Di Hoyaku Restaurant Nantou, ia mengamati bagaimana adaptasi mahasiswa berjalan di tengah disiplin ala Jepang-Taiwan.
Di Norway Forest Hotel Tainan, ia menyimak bagaimana SOP ketat diterapkan layaknya protokol penerbangan.
Dan dalam setiap kunjungan, saya melihat satu pola:
Ia tidak pernah hanya “melihat-lihat”.
Ia selalu menanyai: bagaimana adaptasimu? bagaimana ritmenya? bagaimana tekanan kerjanya?
Pertanyaan yang sama seperti ketika ia berbicara kepada para peserta PPG: “Proses ini akan menekan Anda, tapi justru dari situ Anda tumbuh.”
Guru PPG ditekan oleh portofolio, perangkat ajar, dan tes kinerja.
Mahasiswa kuliner ditekan oleh suhu dapur, tuntutan plating, ritme kerja tanpa jeda.
Tekanan yang sama. Bentuknya saja berbeda.
Ketika membuka Bimtek PPG, ia berbicara tentang integritas guru.
Ketika memantau dapur mahasiswa, ia berbicara tentang etos kerja.
Dan rupanya, di kepalanya, dua dunia itu saling terhubung.
“Profesionalitas itu sama saja di mana-mana,” katanya dalam perjalanan dari Nantou ke Tainan.
“Guru dituntut disiplin, mahasiswa kuliner juga. Dunia kerja itu tegas kepada siapa saja yang tidak siap.”
Saya mulai mengerti cara pikirnya.
Internasionalisasi kampus itu bukan hanya tentang mahasiswa ke luar negeri.
Internasionalisasi juga terjadi ketika para guru PPG dibentuk menjadi tenaga pendidik yang berkelas global—bermental kuat, berkarakter profesional, berintegritas.
Di ruang Bimtek PPG, ia menekankan pentingnya guru memahami perubahan zaman.
Di dapur Taiwan, ia ingin mahasiswanya memahami standar dunia kerja internasional.
Dua hal itu ternyata saling menjelaskan satu sama lain.
Yang menarik, rektor ini tidak mengajar panjang. Ia tidak suka khutbah yang meluas. Ia menyampaikan pesan pendek-pendek, tapi masuk ke inti.
Kepada peserta PPG ia bilang:
“PPG bukan syarat. Ini ruang perubahan diri.”
Kepada mahasiswa kuliner ia bilang:
“Belajar ritmenya. Jangan hanya bekerja.”

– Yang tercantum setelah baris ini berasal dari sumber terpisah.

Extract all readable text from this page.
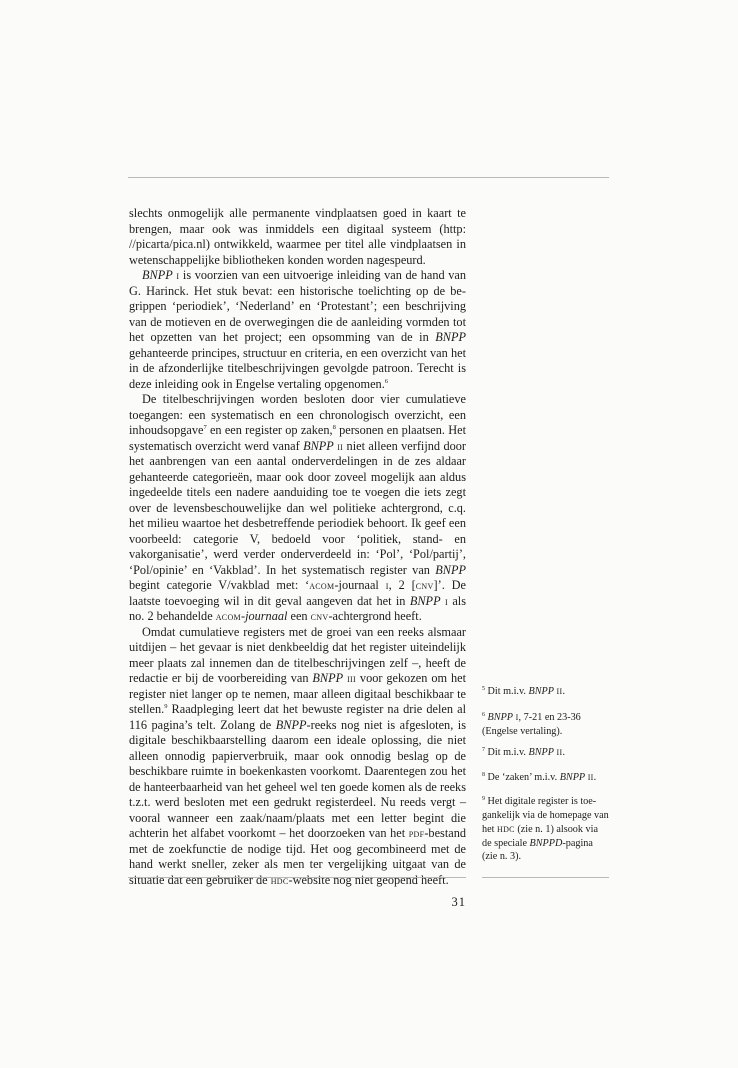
slechts onmogelijk alle permanente vindplaatsen goed in kaart te brengen, maar ook was inmiddels een digitaal systeem (http: //picarta/pica.nl) ontwikkeld, waarmee per titel alle vindplaatsen in wetenschappelijke bibliotheken konden worden nagespeurd.

BNPP i is voorzien van een uitvoerige inleiding van de hand van G. Harinck. Het stuk bevat: een historische toelichting op de begrippen ‘periodiek’, ‘Nederland’ en ‘Protestant’; een beschrijving van de motieven en de overwegingen die de aanleiding vormden tot het opzetten van het project; een opsomming van de in BNPP gehanteerde principes, structuur en criteria, en een overzicht van het in de afzonderlijke titelbeschrijvingen gevolgde patroon. Terecht is deze inleiding ook in Engelse vertaling opgenomen.$^6$

De titelbeschrijvingen worden besloten door vier cumulatieve toegangen: een systematisch en een chronologisch overzicht, een inhoudsopgave$^7$ en een register op zaken,$^8$ personen en plaatsen. Het systematisch overzicht werd vanaf BNPP ii niet alleen verfijnd door het aanbrengen van een aantal onderverdelingen in de zes aldaar gehanteerde categorieën, maar ook door zoveel mogelijk aan aldus ingedeelde titels een nadere aanduiding toe te voegen die iets zegt over de levensbeschouwelijke dan wel politieke achtergrond, c.q. het milieu waartoe het desbetreffende periodiek behoort. Ik geef een voorbeeld: categorie V, bedoeld voor ‘politiek, stand- en vakorganisatie’, werd verder onderverdeeld in: ‘Pol’, ‘Pol/partij’, ‘Pol/opinie’ en ‘Vakblad’. In het systematisch register van BNPP begint categorie V/vakblad met: ‘acom-journaal i, 2 [cnv]’. De laatste toevoeging wil in dit geval aangeven dat het in BNPP i als no. 2 behandelde acom-journaal een cnv-achtergrond heeft.

Omdat cumulatieve registers met de groei van een reeks alsmaar uitdijen – het gevaar is niet denkbeeldig dat het register uiteindelijk meer plaats zal innemen dan de titelbeschrijvingen zelf –, heeft de redactie er bij de voorbereiding van BNPP iii voor gekozen om het register niet langer op te nemen, maar alleen digitaal beschikbaar te stellen.$^9$ Raadpleging leert dat het bewuste register na drie delen al 116 pagina’s telt. Zolang de BNPP-reeks nog niet is afgesloten, is digitale beschikbaarstelling daarom een ideale oplossing, die niet alleen onnodig papierverbruik, maar ook onnodig beslag op de beschikbare ruimte in boekenkasten voorkomt. Daarentegen zou het de hanteerbaarheid van het geheel wel ten goede komen als de reeks t.z.t. werd besloten met een gedrukt registerdeel. Nu reeds vergt – vooral wanneer een zaak/naam/plaats met een letter begint die achterin het alfabet voorkomt – het doorzoeken van het pdf-bestand met de zoekfunctie de nodige tijd. Het oog gecombineerd met de hand werkt sneller, zeker als men ter vergelijking uitgaat van de situatie dat een gebruiker de hdc-website nog niet geopend heeft.

$^5$ Dit m.i.v. BNPP ii.

$^6$ BNPP i, 7-21 en 23-36 (Engelse vertaling).

$^7$ Dit m.i.v. BNPP ii.

$^8$ De ‘zaken’ m.i.v. BNPP ii.

$^9$ Het digitale register is toegankelijk via de homepage van het hdc (zie n. 1) alsook via de speciale BNPPD-pagina (zie n. 3).

31
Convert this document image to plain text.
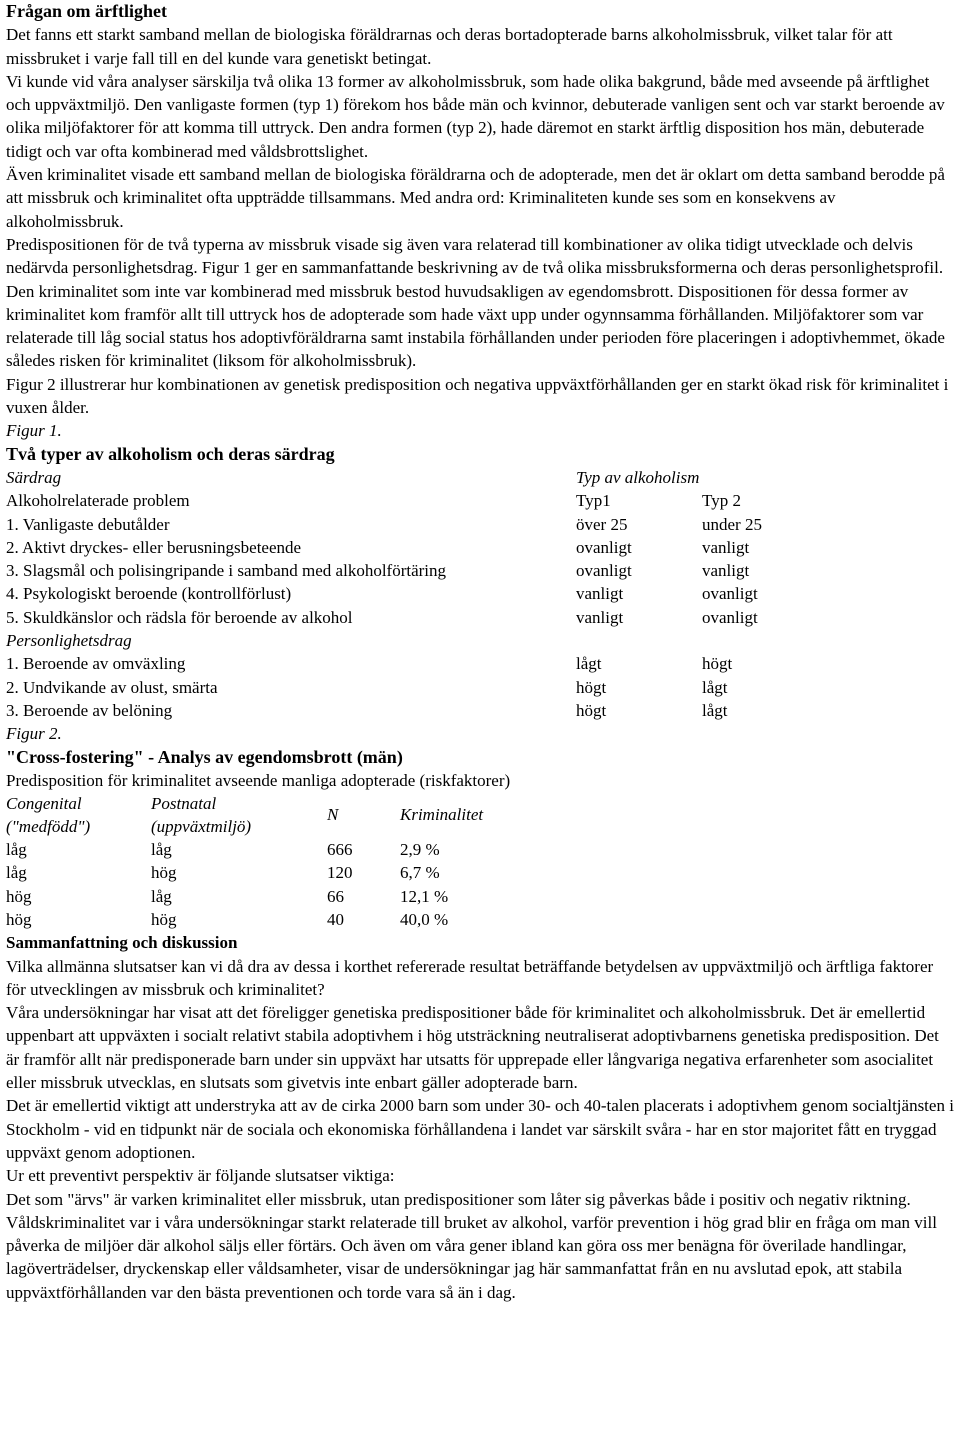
Frågan om ärftlighet

Det fanns ett starkt samband mellan de biologiska föräldrarnas och deras bortadopterade barns alkoholmissbruk, vilket talar för att missbruket i varje fall till en del kunde vara genetiskt betingat.

Vi kunde vid våra analyser särskilja två olika 13 former av alkoholmissbruk, som hade olika bakgrund, både med avseende på ärftlighet och uppväxtmiljö. Den vanligaste formen (typ 1) förekom hos både män och kvinnor, debuterade vanligen sent och var starkt beroende av olika miljöfaktorer för att komma till uttryck. Den andra formen (typ 2), hade däremot en starkt ärftlig disposition hos män, debuterade tidigt och var ofta kombinerad med våldsbrottslighet.

Även kriminalitet visade ett samband mellan de biologiska föräldrarna och de adopterade, men det är oklart om detta samband berodde på att missbruk och kriminalitet ofta uppträdde tillsammans. Med andra ord: Kriminaliteten kunde ses som en konsekvens av alkoholmissbruk.

Predispositionen för de två typerna av missbruk visade sig även vara relaterad till kombinationer av olika tidigt utvecklade och delvis nedärvda personlighetsdrag. Figur 1 ger en sammanfattande beskrivning av de två olika missbruksformerna och deras personlighetsprofil.

Den kriminalitet som inte var kombinerad med missbruk bestod huvudsakligen av egendomsbrott. Dispositionen för dessa former av kriminalitet kom framför allt till uttryck hos de adopterade som hade växt upp under ogynnsamma förhållanden. Miljöfaktorer som var relaterade till låg social status hos adoptivföräldrarna samt instabila förhållanden under perioden före placeringen i adoptivhemmet, ökade således risken för kriminalitet (liksom för alkoholmissbruk).

Figur 2 illustrerar hur kombinationen av genetisk predisposition och negativa uppväxtförhållanden ger en starkt ökad risk för kriminalitet i vuxen ålder.

Figur 1.

Två typer av alkoholism och deras särdrag

Särdrag	Typ av alkoholism
Alkoholrelaterade problem	Typ1	Typ 2
1. Vanligaste debutålder	över 25	under 25
2. Aktivt dryckes- eller berusningsbeteende	ovanligt	vanligt
3. Slagsmål och polisingripande i samband med alkoholförtäring	ovanligt	vanligt
4. Psykologiskt beroende (kontrollförlust)	vanligt	ovanligt
5. Skuldkänslor och rädsla för beroende av alkohol	vanligt	ovanligt
Personlighetsdrag
1. Beroende av omväxling	lågt	högt
2. Undvikande av olust, smärta	högt	lågt
3. Beroende av belöning	högt	lågt

Figur 2.

"Cross-fostering" - Analys av egendomsbrott (män)

Predisposition för kriminalitet avseende manliga adopterade (riskfaktorer)

Congenital
("medfödd")
Postnatal
(uppväxtmiljö)
N	Kriminalitet
låg	låg	666	2,9 %
låg	hög	120	6,7 %
hög	låg	66	12,1 %
hög	hög	40	40,0 %

Sammanfattning och diskussion

Vilka allmänna slutsatser kan vi då dra av dessa i korthet refererade resultat beträffande betydelsen av uppväxtmiljö och ärftliga faktorer för utvecklingen av missbruk och kriminalitet?

Våra undersökningar har visat att det föreligger genetiska predispositioner både för kriminalitet och alkoholmissbruk. Det är emellertid uppenbart att uppväxten i socialt relativt stabila adoptivhem i hög utsträckning neutraliserat adoptivbarnens genetiska predisposition. Det är framför allt när predisponerade barn under sin uppväxt har utsatts för upprepade eller långvariga negativa erfarenheter som asocialitet eller missbruk utvecklas, en slutsats som givetvis inte enbart gäller adopterade barn.

Det är emellertid viktigt att understryka att av de cirka 2000 barn som under 30- och 40-talen placerats i adoptivhem genom socialtjänsten i Stockholm - vid en tidpunkt när de sociala och ekonomiska förhållandena i landet var särskilt svåra - har en stor majoritet fått en tryggad uppväxt genom adoptionen.

Ur ett preventivt perspektiv är följande slutsatser viktiga:

Det som "ärvs" är varken kriminalitet eller missbruk, utan predispositioner som låter sig påverkas både i positiv och negativ riktning. Våldskriminalitet var i våra undersökningar starkt relaterade till bruket av alkohol, varför prevention i hög grad blir en fråga om man vill påverka de miljöer där alkohol säljs eller förtärs. Och även om våra gener ibland kan göra oss mer benägna för överilade handlingar, lagöverträdelser, dryckenskap eller våldsamheter, visar de undersökningar jag här sammanfattat från en nu avslutad epok, att stabila uppväxtförhållanden var den bästa preventionen och torde vara så än i dag.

Dan kepada manajemen hotel Taiwan ia bilang:
“Kami ingin mahasiswa kami mendapat pengalaman kerja internasional yang sesungguhnya.”
Nada suaranya sama. Hanya konteksnya yang berubah.
Perjalanan singkat itu berakhir ketika ia kembali menutup koper hitamnya.
Tiga hari saja.
Tidak cukup untuk wisata.
Sangat cukup untuk memastikan arah.
Di pesawat pulang, saya baru menyadari pola besar dari semua kegiatannya seminggu terakhir.
Ia membuka PPG untuk membentuk guru masa depan.
Ia terbang ke Taiwan untuk memastikan kualitas lulusan vokasional.
Ia memantau tes substantif PPG demi menjaga transparansi.
Ia memeriksa dapur mahasiswa demi menjamin standar internasional.
Semuanya punya benang merah: UMS Rappang ingin melahirkan lulusan yang benar-benar profesional—baik yang mengajar di kelas, maupun yang bekerja di dapur internasional.
Dan langkah cepatnya sepanjang koridor Bandara Taoyuan, dengan topi santai dan koper sedang, menjadi simbol kecil yang tidak ia sadari:
internasionalisasi itu bisa dimulai dari keberanian untuk melihat sendiri.